Recognition for service to the Catholic Church and education include being made a Knight of St. Gregory by Pope Benedict XV in 1920, for contributions to education and charity, and receiving the 1947 University of Notre Dame Laetare Medal for championing the cause of education through his publications.

==Family==
William George Bruce had three brothers and five sisters, all children of Augustus F. Bruce and Apollonia (Becker) Bruce. They included Albert J. Bruce, Augustus I. Bruce, Emma Bruce, Ida G. Bruce, Clara E. Bruce, Martin P. Bruce, Emily Bruce and Apollonia Bruce.
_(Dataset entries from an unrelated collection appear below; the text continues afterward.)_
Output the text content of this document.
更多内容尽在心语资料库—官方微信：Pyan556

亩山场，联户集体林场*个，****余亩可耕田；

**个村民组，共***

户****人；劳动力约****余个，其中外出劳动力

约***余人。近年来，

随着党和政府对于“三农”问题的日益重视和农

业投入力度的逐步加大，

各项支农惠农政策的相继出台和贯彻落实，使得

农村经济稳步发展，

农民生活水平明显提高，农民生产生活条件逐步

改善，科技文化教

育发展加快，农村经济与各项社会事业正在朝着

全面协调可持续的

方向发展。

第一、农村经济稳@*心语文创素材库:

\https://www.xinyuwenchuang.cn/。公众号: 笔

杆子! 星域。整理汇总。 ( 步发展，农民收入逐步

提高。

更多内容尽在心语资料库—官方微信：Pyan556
On May 4, 1881, in Milwaukee, William George Bruce married Monica Moehring, daughter of Conrad Moehring and Renatta (Buehler) Moehring. Their children were William Conrad Bruce (1882–1974), Frank Milton Bruce (1885–1953) and Monica Marie Bruce (1891–1986). Monica Moehring Bruce died January 4, 1938, and William George Bruce died August 13, 1949.

==Legacy==
The Milwaukee Auditorium building near the corner of 6th and Kilbourn still stands. After extensive renovation in 2001–2003, it was renamed the Milwaukee Theatre and now hosts varied performances including concerts, Broadway musicals, family shows and assemblies. The Milwaukee Harbor Commission continues to supervise the operations of the Port of Milwaukee and harbor development and improvement. The port and harbor are seen today, as in Bruce's time, as important to the economic stability and growth of Milwaukee and Wisconsin.

In his will, William George Bruce left a distinctive legacy to his native city. He made a bequest of $30,000 for creation of a statue honoring immigrant mothers including his own mother, Apollonia Becker Bruce, who was born near Trier, Germany. The noted Croatian sculptor Ivan Meštrović received the commission for the sculpture Immigrant Mother that stands today in Milwaukee's Cathedral Square Park.

His former home is located within the Walker's Point Historic District.